La mise en œuvre des actions d’amélioration nécessite souvent un engagement des
structures de coordination de la qualité des soins à l’échelle territoriale (comité stratégique
du GHT), au-delà de l’engagement institutionnel des deux établissements concernés.
Les bénéfices de la méthode par rapport à d’autres démarches d’amélioration des pratiques
sont d’autant plus importants qu’elle met en contact des professionnels d’établissements
différents qui ne se rencontrent que rarement.
B. LES DIFFERENTES ETAPES
Phase de préparation
1° Constitution du groupe projet
Le groupe projet est composé au minimum d’un référent projet dans chacun des deux
établissements et de deux évaluateurs :
Un référent projet doit être identifié dans chaque établissement. Il peut s’agir d’un cadre de
santé, d’un médecin, d’un responsable qualité… Son rôle est de coordonner le projet au sein
de son établissement, de l’initiation du projet au suivi des actions d’amélioration et de
communiquer sur la démarche au sein de l’établissement.

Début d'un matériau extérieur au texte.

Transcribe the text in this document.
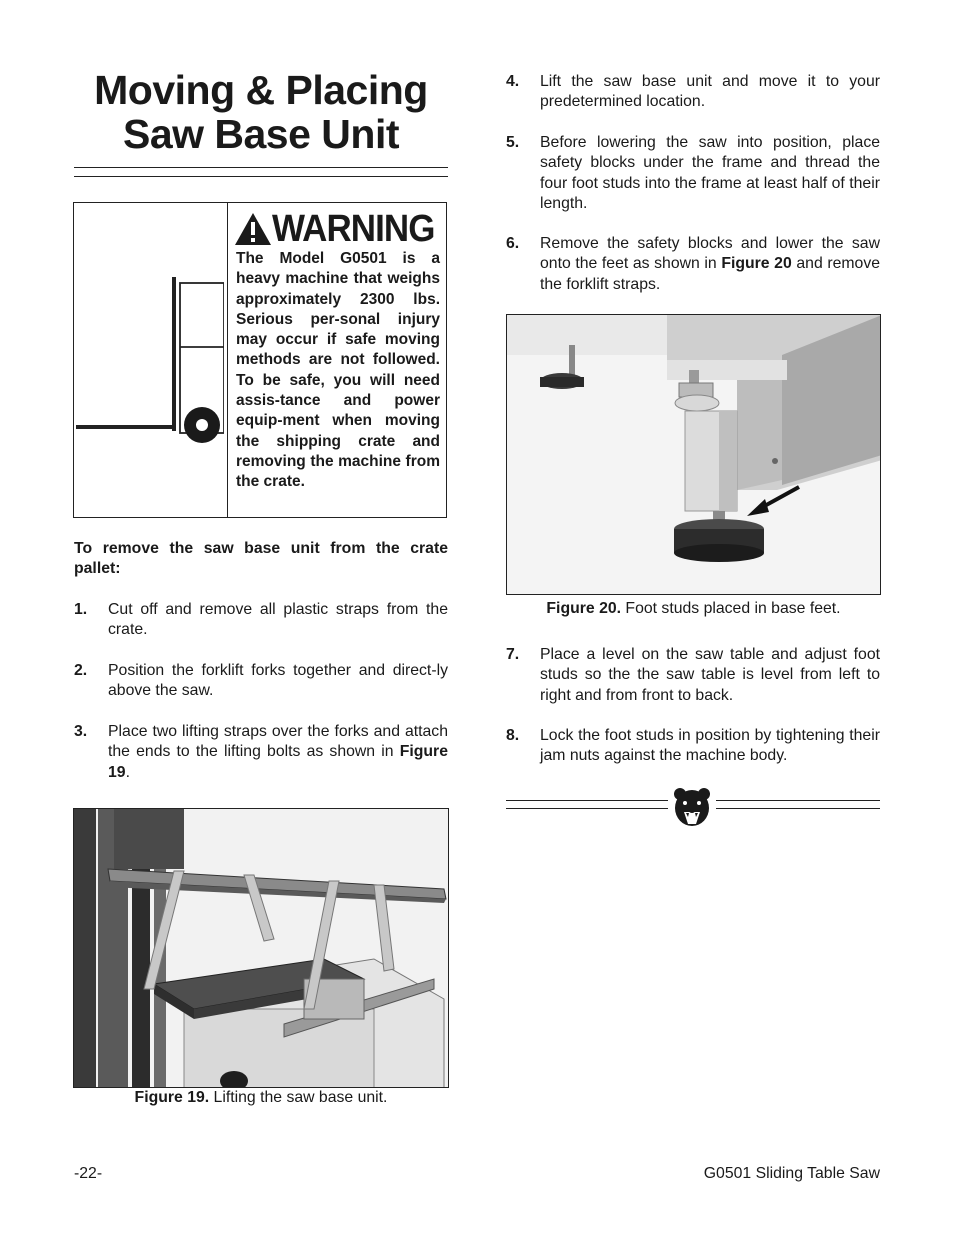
Moving & Placing
Saw Base Unit
WARNING
The Model G0501 is a heavy machine that weighs approximately 2300 lbs. Serious per-sonal injury may occur if safe moving methods are not followed. To be safe, you will need assis-tance and power equip-ment when moving the shipping crate and removing the machine from the crate.
To remove the saw base unit from the crate pallet:
1.	Cut off and remove all plastic straps from the crate.
2.	Position the forklift forks together and direct-ly above the saw.
3.	Place two lifting straps over the forks and attach the ends to the lifting bolts as shown in Figure 19.
Figure 19. Lifting the saw base unit.
4.	Lift the saw base unit and move it to your predetermined location.
5.	Before lowering the saw into position, place safety blocks under the frame and thread the four foot studs into the frame at least half of their length.
6.	Remove the safety blocks and lower the saw onto the feet as shown in Figure 20 and remove the forklift straps.
Figure 20. Foot studs placed in base feet.
7.	Place a level on the saw table and adjust foot studs so the the saw table is level from left to right and from front to back.
8.	Lock the foot studs in position by tightening their jam nuts against the machine body.
-22-	G0501 Sliding Table Saw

Les évaluateurs doivent également être identifiés. Ils doivent être au minimum deux. Dans
l’idéal, il s’agit d’un médecin et d’un autre professionnel de santé (cadre de santé,
responsable qualité…), tous deux formés à la démarche patient-traceur. Le médecin peut par
exemple être chargé de réaliser l’entretien patient et d’animer la réunion inter-équipes alors
que le deuxième évaluateur prendra des notes et co-animera la réunion inter-équipes. A
noter qu’en cas de difficultés à mobiliser un médecin, le binôme doit comprendre a minima
un professionnel soignant (cadre de santé par exemple), dans tous les cas formé à la
méthode. Les évaluateurs peuvent être identifiés au sein d’un des deux établissements mais
il peut également s’agir d’évaluateurs extérieurs (autre service de l’établissement, autre
établissement par exemple au sein du GHT, structure régionale d’appui (Capps Bretagne)…).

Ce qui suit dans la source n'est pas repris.